Русская апатия. Имеет ли Россия будущее (Ципко) - страница 276

Были у нас в СССР, конечно, и те, кто, в отличие от шестидесятников и представителей «русской партии», прямо переходил на позиции русского консерватизма и русского антикоммунизма. Несомненно, к примеру, Александр Солженицын и Игорь Шафаревич были куда ближе к русскому консерватизму, чем те же идеологии «русской партии». Но на самом деле, как мы знаем, все наши настоящие оппозиционеры, борцы с системой не сыграли какой-либо существенной роли в политических процессах, которые происходили в последние годы перестройки. Не могу не напомнить, что мои статьи «Истоки сталинизма», опубликованные подряд в четырех номерах журнала «Наука и жизнь» (№ 11–12 за 1988 год и № 1–2 за 1989 год) и посвященные разоблачению аморализма учения Маркса о революционном терроре, пропаганды Марксом «плебейского терроризма» якобинцев, были в штыки встречены как нашими шестидесятниками, так и идеологами «русской партии». Еще раз повторяю: на самом деле нынешняя мода на соединение традиций русскости с ценностями коммунизма является не столько продолжением традиций русского консерватизма, сколько реакцией на хаос девяностых, на национальный нигилизм бывших шестидесятников, пришедших в 1991 году к власти в России с помощью Ельцина. Отсюда, от негативной реакции на распад государственности в начале девяностых, и неизбежная идеализация «советской державности», «советской государственной дисциплины», которую мы наблюдаем сегодня в посткрымской России. Не забывайте, Николаю Бердяеву и Петру Струве и в голову не приходило связывать свой консерватизм с традициями российской имперскости. Хотя они были сторонниками великой России. Но для них великая Россия связывалась прежде всего с внутренним, духовным и экономическим могуществом.

Я как выпускник философского факультета МГУ (1963–1968 годы), привлекший внимание к своим статьям в «Комсомольской правде» еще в 1966 году, и как человек, которому посчастливилось быть знакомым и часто общаться со всеми выдающимися представителями советской интеллигенции того времени, утверждаю, что тогда, во второй половине шестидесятых – начале семидесятых, сами понятия «мысль», «интересно», «достойно внимания» были синонимами понятий «антидогматизм», «антисоветизм». И в этом стремлении выйти за рамки официальной идеологии представители шестидесятнического направления ничем не отличались от «молодогвардейцев».

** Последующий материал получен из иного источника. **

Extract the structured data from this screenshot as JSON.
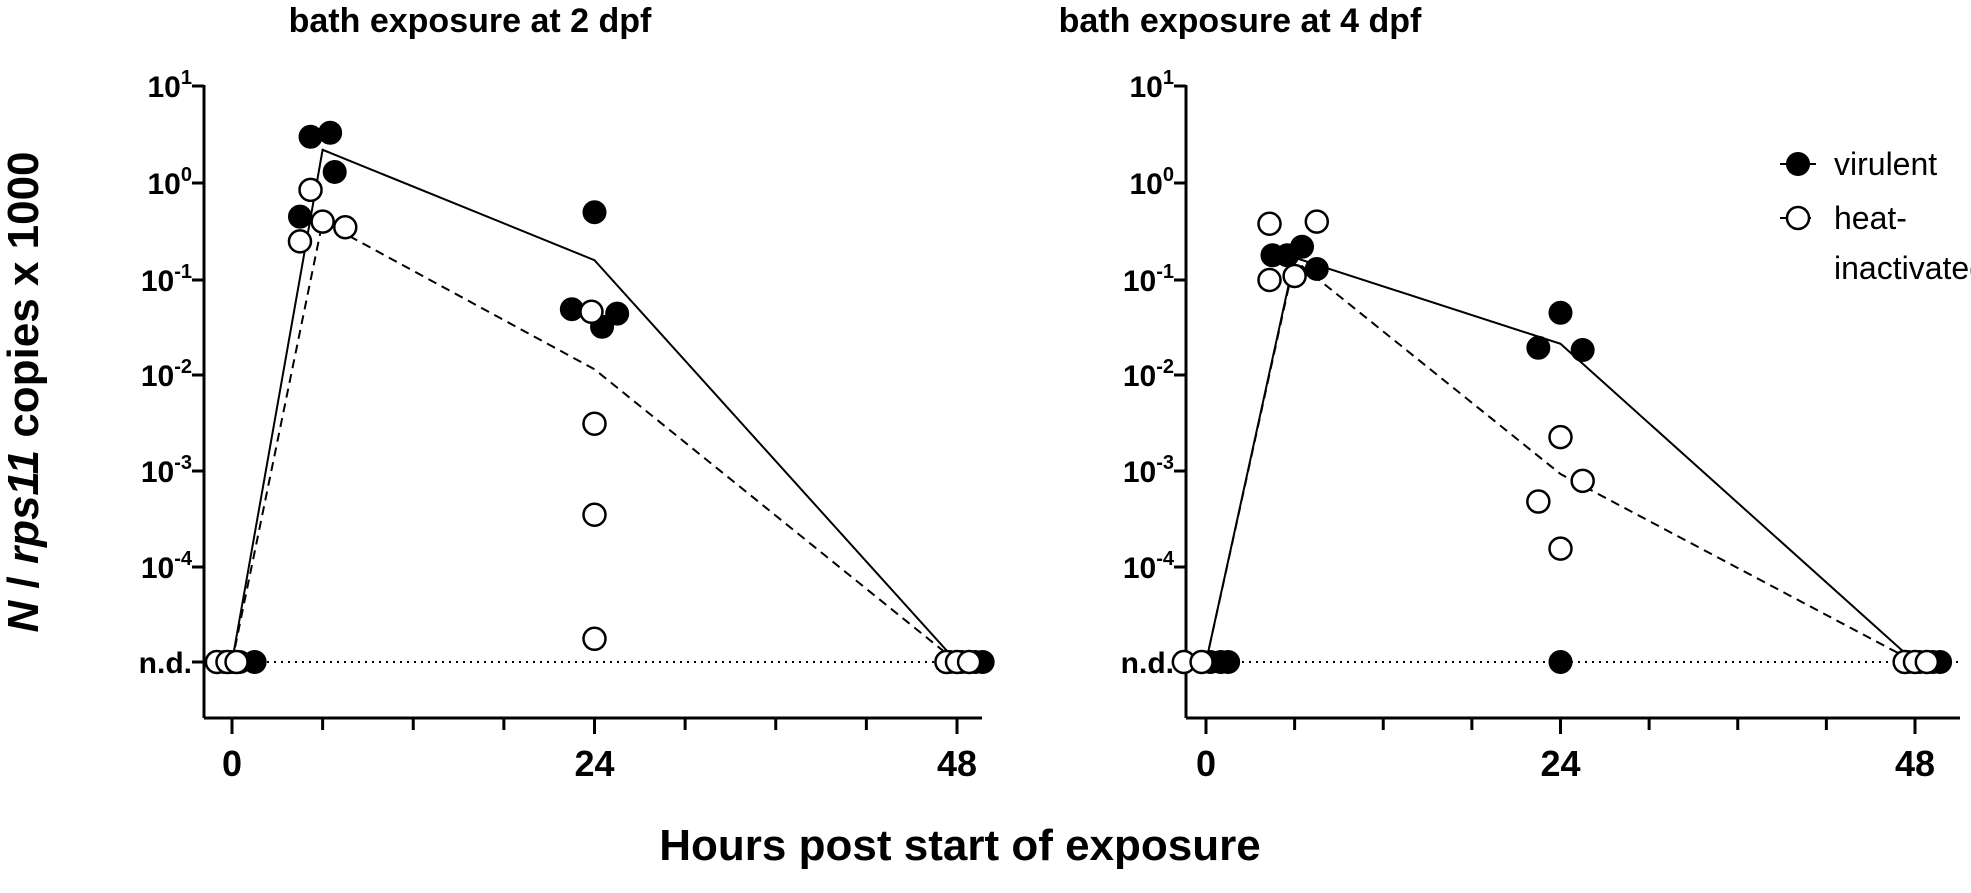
{
  "figure": {
    "ylabel_parts": [
      {
        "text": "N",
        "italic": true
      },
      {
        "text": " / ",
        "italic": false
      },
      {
        "text": "rps11",
        "italic": true
      },
      {
        "text": " copies x 1000",
        "italic": false
      }
    ],
    "xlabel": "Hours post start of exposure"
  },
  "y_ticks": [
    {
      "base": "10",
      "exp": "1",
      "value": 1
    },
    {
      "base": "10",
      "exp": "0",
      "value": 0
    },
    {
      "base": "10",
      "exp": "-1",
      "value": -1
    },
    {
      "base": "10",
      "exp": "-2",
      "value": -2
    },
    {
      "base": "10",
      "exp": "-3",
      "value": -3
    },
    {
      "base": "10",
      "exp": "-4",
      "value": -4
    }
  ],
  "nd_label": "n.d.",
  "x_ticks": [
    "0",
    "24",
    "48"
  ],
  "legend": {
    "virulent": "virulent",
    "heat_line1": "heat-",
    "heat_line2": "inactivated"
  },
  "colors": {
    "ink": "#000000",
    "background": "#ffffff"
  },
  "chart_data": [
    {
      "type": "scatter",
      "title": "bath exposure at 2 dpf",
      "xlabel": "Hours post start of exposure",
      "ylabel": "N / rps11 copies x 1000",
      "y_scale": "log10",
      "ylim": [
        "n.d.",
        10
      ],
      "xlim": [
        -2,
        50
      ],
      "x_ticks": [
        0,
        24,
        48
      ],
      "legend": false,
      "series": [
        {
          "name": "virulent",
          "marker": "filled-circle",
          "line": "solid",
          "points": [
            {
              "x": -0.5,
              "y": "n.d."
            },
            {
              "x": 0,
              "y": "n.d."
            },
            {
              "x": 0.5,
              "y": "n.d."
            },
            {
              "x": 1.5,
              "y": "n.d."
            },
            {
              "x": 4.5,
              "y": 0.45
            },
            {
              "x": 5.2,
              "y": 3.0
            },
            {
              "x": 6.5,
              "y": 3.3
            },
            {
              "x": 6.8,
              "y": 1.3
            },
            {
              "x": 22.5,
              "y": 0.05
            },
            {
              "x": 24.0,
              "y": 0.5
            },
            {
              "x": 24.5,
              "y": 0.033
            },
            {
              "x": 25.5,
              "y": 0.045
            },
            {
              "x": 47.5,
              "y": "n.d."
            },
            {
              "x": 48.3,
              "y": "n.d."
            },
            {
              "x": 49.2,
              "y": "n.d."
            },
            {
              "x": 49.7,
              "y": "n.d."
            }
          ],
          "mean_line": [
            {
              "x": 0,
              "y": "n.d."
            },
            {
              "x": 6,
              "y": 2.2
            },
            {
              "x": 24,
              "y": 0.16
            },
            {
              "x": 48,
              "y": "n.d."
            }
          ]
        },
        {
          "name": "heat-inactivated",
          "marker": "open-circle",
          "line": "dashed",
          "points": [
            {
              "x": -1.0,
              "y": "n.d."
            },
            {
              "x": -0.3,
              "y": "n.d."
            },
            {
              "x": 0.3,
              "y": "n.d."
            },
            {
              "x": 4.5,
              "y": 0.25
            },
            {
              "x": 5.2,
              "y": 0.85
            },
            {
              "x": 6.0,
              "y": 0.4
            },
            {
              "x": 7.5,
              "y": 0.35
            },
            {
              "x": 23.8,
              "y": 0.047
            },
            {
              "x": 24.0,
              "y": 0.0033
            },
            {
              "x": 24.0,
              "y": 0.00038
            },
            {
              "x": 24.0,
              "y": 2e-05
            },
            {
              "x": 47.3,
              "y": "n.d."
            },
            {
              "x": 48.0,
              "y": "n.d."
            },
            {
              "x": 48.8,
              "y": "n.d."
            }
          ],
          "mean_line": [
            {
              "x": 0,
              "y": "n.d."
            },
            {
              "x": 6,
              "y": 0.4
            },
            {
              "x": 24,
              "y": 0.012
            },
            {
              "x": 48,
              "y": "n.d."
            }
          ]
        }
      ]
    },
    {
      "type": "scatter",
      "title": "bath exposure at 4 dpf",
      "xlabel": "Hours post start of exposure",
      "ylabel": "N / rps11 copies x 1000",
      "y_scale": "log10",
      "ylim": [
        "n.d.",
        10
      ],
      "xlim": [
        -2,
        50
      ],
      "x_ticks": [
        0,
        24,
        48
      ],
      "legend": "top-right",
      "series": [
        {
          "name": "virulent",
          "marker": "filled-circle",
          "line": "solid",
          "points": [
            {
              "x": -0.3,
              "y": "n.d."
            },
            {
              "x": 0.3,
              "y": "n.d."
            },
            {
              "x": 1.0,
              "y": "n.d."
            },
            {
              "x": 1.5,
              "y": "n.d."
            },
            {
              "x": 4.5,
              "y": 0.18
            },
            {
              "x": 5.5,
              "y": 0.18
            },
            {
              "x": 6.5,
              "y": 0.22
            },
            {
              "x": 7.5,
              "y": 0.13
            },
            {
              "x": 22.5,
              "y": 0.02
            },
            {
              "x": 24.0,
              "y": 0.046
            },
            {
              "x": 25.5,
              "y": 0.019
            },
            {
              "x": 24.0,
              "y": "n.d."
            },
            {
              "x": 47.5,
              "y": "n.d."
            },
            {
              "x": 48.3,
              "y": "n.d."
            },
            {
              "x": 49.2,
              "y": "n.d."
            },
            {
              "x": 49.7,
              "y": "n.d."
            }
          ],
          "mean_line": [
            {
              "x": 0,
              "y": "n.d."
            },
            {
              "x": 6,
              "y": 0.17
            },
            {
              "x": 24,
              "y": 0.022
            },
            {
              "x": 48,
              "y": "n.d."
            }
          ]
        },
        {
          "name": "heat-inactivated",
          "marker": "open-circle",
          "line": "dashed",
          "points": [
            {
              "x": -1.5,
              "y": "n.d."
            },
            {
              "x": -0.3,
              "y": "n.d."
            },
            {
              "x": 4.3,
              "y": 0.38
            },
            {
              "x": 4.3,
              "y": 0.1
            },
            {
              "x": 6.0,
              "y": 0.11
            },
            {
              "x": 7.5,
              "y": 0.4
            },
            {
              "x": 22.5,
              "y": 0.00052
            },
            {
              "x": 24.0,
              "y": 0.0024
            },
            {
              "x": 24.0,
              "y": 0.00017
            },
            {
              "x": 25.5,
              "y": 0.00085
            },
            {
              "x": 47.3,
              "y": "n.d."
            },
            {
              "x": 48.0,
              "y": "n.d."
            },
            {
              "x": 48.8,
              "y": "n.d."
            }
          ],
          "mean_line": [
            {
              "x": 0,
              "y": "n.d."
            },
            {
              "x": 6,
              "y": 0.16
            },
            {
              "x": 24,
              "y": 0.001
            },
            {
              "x": 48,
              "y": "n.d."
            }
          ]
        }
      ]
    }
  ]
}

Для «левых» героизм состоял в критике с помощью Карла Маркса советского бюрократизма. Для сторонников «русской партии» героизм состоял в публикации статей и книг о масонах, о масонском происхождении Февраля. Этим мы жили и этому радовались, и, честно говоря, никто тогда не думал, что через какие-нибудь двадцать лет советская система со своей марксисткой идеологией распадется.